As zonas mais sensíveis são as das distâncias íntima e pessoal. Quando estas zonas são invadidas as pessoas tentam readquirir o seu espaço e distanciam-se. É o que se deve praticar em contextos epidémicos como aquele que estamos a atravessar.
Quando há necessidade de uma proximidade maior do que a considerada desejável estabelece-se uma espécie de fronteira física o que se passa a verificar por exemplo em supermercados em que entre a caixa e o cliente passaram a existir separadores acrílicos.
Já nos transportes públicos a lei do distanciamento não é praticável pelo que há necessidade de tentar proteger os espaços pessoais através de mecanismos de distanciamentos de segurança.
Ao contrário do que se passa nas sociedades tradicionais, nas sociedades modernas interagimos constantemente com outras pessoas que nunca vimos ou conhecemos. Praticamente todos os nossos encontros quotidianos como compras nos supermercados, idas aos bancos ou idas a outros locais fazem-nos entrar em contacto indireto com pessoas que poderá viver em locais afastados do nosso. Contudo a internet e o comércio online proporcionam cada vez mais interações indiretas e estão a tornar-se “afónicas” com o aumento das potencialidades da tecnologia que têm evoluído para que som e a imagem passem a fazer parte do quotidiano das interações.
Com as restrições aos encontros de proximidade e isolamento social cresceu uma espécie de compulsão de proximidade que é a necessidade de as pessoas interagirem presencialmente com outros seja em casa, no trabalho, nos transportes, nos eventos religiosos, culturais, etc., muito para além da comunicação via internet ou outro meio eletrónico.
Os jovens são quem as restrições aos convívio social e o confinamento terão mais efeito pois ficaram privados de interagir com os seus pares nas creches, nas escolas, nas universidades e nos espaços públicos quando se juntam nos bares, nas discotecas ou nos concertos frequentados por grandes multidões, são eles que sentirão mais a compulsão de proximidade. Os idosos são outro grupo que sentirão a compulsão para estarem próximos dos seus familiares e amigos mais próximos.
Os idosos que hoje constituem uma grande parte da população que tem sentido ao longo dos tempos uma discriminação etária nos países desenvolvidos como agora também se tem confirmado com a epidemia da Covid-19. A comunicação social tem a sua quota parte por haver alturas em que incidia a gravidade da epidemia nas idades avançadas fazendo passar no início erradamente a mensagem de que a doença atacava os mais velhos, o que é não é verdade apesar da taxa de letalidade ser maior nesses grupos por motivos de várias fragilidades independentes do vírus atacante.

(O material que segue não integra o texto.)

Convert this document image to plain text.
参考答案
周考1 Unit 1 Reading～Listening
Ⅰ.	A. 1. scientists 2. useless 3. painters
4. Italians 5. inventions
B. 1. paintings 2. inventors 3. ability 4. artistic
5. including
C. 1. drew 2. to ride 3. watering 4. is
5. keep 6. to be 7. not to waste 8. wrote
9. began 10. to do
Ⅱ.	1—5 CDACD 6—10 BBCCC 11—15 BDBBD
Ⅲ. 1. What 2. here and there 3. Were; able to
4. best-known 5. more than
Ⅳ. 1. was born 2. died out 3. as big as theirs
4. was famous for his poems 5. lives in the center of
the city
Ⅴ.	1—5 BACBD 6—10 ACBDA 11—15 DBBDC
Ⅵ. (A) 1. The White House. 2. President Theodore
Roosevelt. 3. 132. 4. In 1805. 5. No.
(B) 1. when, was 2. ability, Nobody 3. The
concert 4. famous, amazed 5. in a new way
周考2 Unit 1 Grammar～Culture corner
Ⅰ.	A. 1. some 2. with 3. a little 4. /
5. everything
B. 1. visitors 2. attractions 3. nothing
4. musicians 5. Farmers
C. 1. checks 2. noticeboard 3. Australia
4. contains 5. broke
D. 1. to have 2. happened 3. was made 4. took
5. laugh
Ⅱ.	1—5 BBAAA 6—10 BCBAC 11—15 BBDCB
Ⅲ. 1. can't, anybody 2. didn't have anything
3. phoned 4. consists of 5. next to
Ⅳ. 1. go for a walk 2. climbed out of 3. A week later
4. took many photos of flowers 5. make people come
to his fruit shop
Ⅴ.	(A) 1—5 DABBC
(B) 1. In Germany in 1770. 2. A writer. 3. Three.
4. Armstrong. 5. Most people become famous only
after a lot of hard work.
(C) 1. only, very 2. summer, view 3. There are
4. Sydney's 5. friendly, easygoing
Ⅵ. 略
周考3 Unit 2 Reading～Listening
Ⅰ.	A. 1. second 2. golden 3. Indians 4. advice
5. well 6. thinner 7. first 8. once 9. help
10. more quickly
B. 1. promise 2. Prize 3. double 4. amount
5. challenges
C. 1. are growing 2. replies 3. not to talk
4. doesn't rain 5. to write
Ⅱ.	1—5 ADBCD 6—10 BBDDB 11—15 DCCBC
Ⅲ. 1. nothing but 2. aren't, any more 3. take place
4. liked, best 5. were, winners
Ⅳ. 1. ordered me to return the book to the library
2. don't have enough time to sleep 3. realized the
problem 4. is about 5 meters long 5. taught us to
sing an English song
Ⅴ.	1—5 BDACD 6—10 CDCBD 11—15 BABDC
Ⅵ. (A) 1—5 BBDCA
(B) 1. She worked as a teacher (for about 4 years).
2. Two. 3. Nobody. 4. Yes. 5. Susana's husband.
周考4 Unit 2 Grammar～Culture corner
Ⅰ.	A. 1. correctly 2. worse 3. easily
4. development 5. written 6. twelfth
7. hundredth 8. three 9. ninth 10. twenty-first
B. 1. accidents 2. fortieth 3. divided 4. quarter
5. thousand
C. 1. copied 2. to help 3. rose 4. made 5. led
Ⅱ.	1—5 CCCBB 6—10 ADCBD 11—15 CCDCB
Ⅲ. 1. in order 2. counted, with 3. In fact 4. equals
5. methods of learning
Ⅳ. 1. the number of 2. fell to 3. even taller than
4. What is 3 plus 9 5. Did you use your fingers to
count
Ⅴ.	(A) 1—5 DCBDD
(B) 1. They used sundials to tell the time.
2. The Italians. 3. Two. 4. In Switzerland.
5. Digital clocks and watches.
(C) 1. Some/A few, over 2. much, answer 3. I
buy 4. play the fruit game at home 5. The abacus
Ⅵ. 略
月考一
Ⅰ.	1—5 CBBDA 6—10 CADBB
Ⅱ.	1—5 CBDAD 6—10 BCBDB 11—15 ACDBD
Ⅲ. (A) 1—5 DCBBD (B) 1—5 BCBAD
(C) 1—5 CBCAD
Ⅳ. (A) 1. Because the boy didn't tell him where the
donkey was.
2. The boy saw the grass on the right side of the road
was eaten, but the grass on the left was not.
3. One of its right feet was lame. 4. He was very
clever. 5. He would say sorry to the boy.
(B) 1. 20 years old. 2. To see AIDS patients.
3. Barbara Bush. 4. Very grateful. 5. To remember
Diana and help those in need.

Por norma a pessoa doente não é pessoalmente responsável por estar doente. A doença é vista como o resultado de causas físicas que estão para além do controlo do indivíduo, isto é, o desencadear da doença não está relacionado com as ações ou o comportamento do indivíduo. Sê-lo-á em situações normais, mas, no caso de doenças epidémicas que são transmitidas de indivíduo para indivíduo, não o é. É o caso da Covid-19 cujo desencadear da doença está relacionado com o comportamento de cada indivíduo determinado pelas suas interações sociais.
Há ainda considerações com o estigma que certas doenças podem desencadear nos grupos sociais distinguindo-os da maioria da população. O que faz com que indivíduo ou grupos sejam tratados com suspeição especialmente quando a doença é vista como especialmente infeciosa as pessoas podem ser rejeitadas pela população saudável. Os estigmas baseiam-se, embora raramente, em conceções válidas que nascem de perceções falsas.